Descrição: CÁLICE em liga de estanho, de base circular alteada, que se eleva centralmente ligando-se à haste de secção circular e balaústriforme que dá sustentabilidade à copa de formato trococónico invertido, em que a decoração da face exterior desta se apresenta na forma de filetes concêntricos incisos.

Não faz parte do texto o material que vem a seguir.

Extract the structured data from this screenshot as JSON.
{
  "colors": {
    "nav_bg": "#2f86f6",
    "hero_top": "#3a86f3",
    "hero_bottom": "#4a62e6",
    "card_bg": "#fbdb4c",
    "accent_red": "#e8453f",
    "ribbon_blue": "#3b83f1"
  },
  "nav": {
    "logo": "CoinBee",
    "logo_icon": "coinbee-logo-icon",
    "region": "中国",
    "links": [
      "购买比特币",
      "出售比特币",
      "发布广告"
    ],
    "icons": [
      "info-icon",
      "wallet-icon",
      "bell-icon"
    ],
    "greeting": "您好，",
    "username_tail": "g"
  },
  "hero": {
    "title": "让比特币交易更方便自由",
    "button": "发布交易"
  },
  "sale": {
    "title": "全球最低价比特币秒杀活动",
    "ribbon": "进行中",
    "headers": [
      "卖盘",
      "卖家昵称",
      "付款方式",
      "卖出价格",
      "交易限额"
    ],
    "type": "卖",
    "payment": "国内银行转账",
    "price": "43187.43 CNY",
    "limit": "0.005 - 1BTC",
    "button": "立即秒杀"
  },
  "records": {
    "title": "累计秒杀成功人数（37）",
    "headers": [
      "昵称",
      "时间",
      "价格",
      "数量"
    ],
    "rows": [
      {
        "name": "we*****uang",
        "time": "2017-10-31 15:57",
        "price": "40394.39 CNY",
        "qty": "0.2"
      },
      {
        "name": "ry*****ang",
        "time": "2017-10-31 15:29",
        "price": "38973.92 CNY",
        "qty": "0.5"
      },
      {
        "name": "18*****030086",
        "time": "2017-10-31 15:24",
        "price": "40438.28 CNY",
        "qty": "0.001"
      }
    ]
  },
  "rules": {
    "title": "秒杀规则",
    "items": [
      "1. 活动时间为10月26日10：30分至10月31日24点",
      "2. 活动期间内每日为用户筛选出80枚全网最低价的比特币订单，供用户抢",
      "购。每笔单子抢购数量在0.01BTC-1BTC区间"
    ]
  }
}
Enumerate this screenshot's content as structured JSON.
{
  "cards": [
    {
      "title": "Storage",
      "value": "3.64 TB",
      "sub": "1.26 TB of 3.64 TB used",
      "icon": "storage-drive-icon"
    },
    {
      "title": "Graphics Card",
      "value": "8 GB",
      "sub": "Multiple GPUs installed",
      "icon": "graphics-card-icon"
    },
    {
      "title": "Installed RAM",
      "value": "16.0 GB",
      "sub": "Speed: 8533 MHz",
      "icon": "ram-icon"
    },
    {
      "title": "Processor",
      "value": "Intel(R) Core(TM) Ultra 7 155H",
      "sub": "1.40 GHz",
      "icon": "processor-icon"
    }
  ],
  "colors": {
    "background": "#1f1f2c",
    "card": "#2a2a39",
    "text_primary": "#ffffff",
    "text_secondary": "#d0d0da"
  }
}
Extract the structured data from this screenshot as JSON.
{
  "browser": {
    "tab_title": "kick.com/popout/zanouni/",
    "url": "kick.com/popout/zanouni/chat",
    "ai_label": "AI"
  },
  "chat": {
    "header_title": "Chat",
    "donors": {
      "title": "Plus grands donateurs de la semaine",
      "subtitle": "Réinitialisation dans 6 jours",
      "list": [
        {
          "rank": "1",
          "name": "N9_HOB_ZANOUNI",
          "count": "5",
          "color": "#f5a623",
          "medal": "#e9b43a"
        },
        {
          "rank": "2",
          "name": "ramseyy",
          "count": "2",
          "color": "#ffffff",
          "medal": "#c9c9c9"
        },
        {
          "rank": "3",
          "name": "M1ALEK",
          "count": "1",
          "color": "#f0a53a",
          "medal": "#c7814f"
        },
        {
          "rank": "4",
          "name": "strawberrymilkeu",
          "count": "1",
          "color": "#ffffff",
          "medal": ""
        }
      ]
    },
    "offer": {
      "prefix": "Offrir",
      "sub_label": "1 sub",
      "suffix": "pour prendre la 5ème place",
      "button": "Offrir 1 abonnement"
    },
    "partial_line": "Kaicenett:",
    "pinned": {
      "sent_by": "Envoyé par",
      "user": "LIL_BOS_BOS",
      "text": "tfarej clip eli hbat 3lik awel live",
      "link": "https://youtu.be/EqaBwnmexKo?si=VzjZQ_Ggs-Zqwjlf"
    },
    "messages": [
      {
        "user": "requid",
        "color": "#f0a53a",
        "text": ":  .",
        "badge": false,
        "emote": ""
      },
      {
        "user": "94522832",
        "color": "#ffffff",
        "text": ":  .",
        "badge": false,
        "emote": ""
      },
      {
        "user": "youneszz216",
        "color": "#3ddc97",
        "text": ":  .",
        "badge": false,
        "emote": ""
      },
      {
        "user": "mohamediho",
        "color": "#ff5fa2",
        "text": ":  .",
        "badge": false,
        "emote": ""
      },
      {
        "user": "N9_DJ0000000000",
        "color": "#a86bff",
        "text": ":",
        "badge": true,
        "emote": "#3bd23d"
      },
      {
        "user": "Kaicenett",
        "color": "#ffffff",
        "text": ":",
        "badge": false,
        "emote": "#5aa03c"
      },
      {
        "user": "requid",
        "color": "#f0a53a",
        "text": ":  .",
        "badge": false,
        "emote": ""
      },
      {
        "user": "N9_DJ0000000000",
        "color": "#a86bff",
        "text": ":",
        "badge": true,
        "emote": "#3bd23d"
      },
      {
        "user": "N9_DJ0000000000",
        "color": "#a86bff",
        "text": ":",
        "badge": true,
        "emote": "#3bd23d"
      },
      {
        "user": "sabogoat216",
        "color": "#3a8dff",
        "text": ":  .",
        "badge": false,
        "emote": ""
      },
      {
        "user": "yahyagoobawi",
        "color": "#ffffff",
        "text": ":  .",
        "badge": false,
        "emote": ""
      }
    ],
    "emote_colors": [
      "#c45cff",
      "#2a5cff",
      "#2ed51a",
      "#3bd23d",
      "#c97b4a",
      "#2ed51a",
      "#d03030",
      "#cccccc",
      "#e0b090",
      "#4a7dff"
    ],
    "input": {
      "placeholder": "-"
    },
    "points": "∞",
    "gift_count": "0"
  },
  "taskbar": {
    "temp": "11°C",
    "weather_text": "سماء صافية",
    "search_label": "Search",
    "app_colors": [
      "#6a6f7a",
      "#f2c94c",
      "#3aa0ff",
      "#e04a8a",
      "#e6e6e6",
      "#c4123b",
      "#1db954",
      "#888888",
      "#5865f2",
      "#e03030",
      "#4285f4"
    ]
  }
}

Embora sem apresentar marcas de fabricante, presume-se poder constituir um exemplar de produção portuguesa seiscentista e é divulgado na obra intitulada "Estanhos Portugueses" da autoria de Rolando Van Zeller (Estampa XCVIII).
Glossário
.CÁLICE| "Vaso litúrgico (...) utilizado durante a missa na consagração do vinho. Este objeto é o primeiro entre os utensílios litúrgicos sagrados pelos bispos pois a custódia e o cibório são sómente abençoados. Desde os primórdios cristãos que existiram três tipos de cálices: «ordinários», «ministeriais» e os«offertorii, Os primeiros eram utilizados pelos padres nos sacríficios da missa; os ministeriais tinham grande volume e serviam para dar aos fiéis o vinho consagrado pelo que tinham por vezes duas asas (acabando cerca do século XIII, quando proíbiram a comunhão das duas espécies). Nos «offertorii», os diáconos recolhiam o vinho oferecido pelos fiéis. (...)." Vide Instituto Português de Museus (1995). " Inventário do Museu Nacional de Arte Antiga. A Coleção de Ourivesaria. 1º Volume: do românico ao manuelino", p. 222
Incorporação: Proveniente do Museu de Etnologia do Porto.
Centro de Fabrico: Portugal
Bibliografia
VAN ZELLER, Rolando. - Estanhos Portugueses. Livraria Civilização, Editora do Minho, Barcelos, 1985
Instituto Português de Museus (1995). "Inventário do Museu Nacional de Arte Antiga: Coleção de Ourivesaria", 1º Volume, 1ª edição.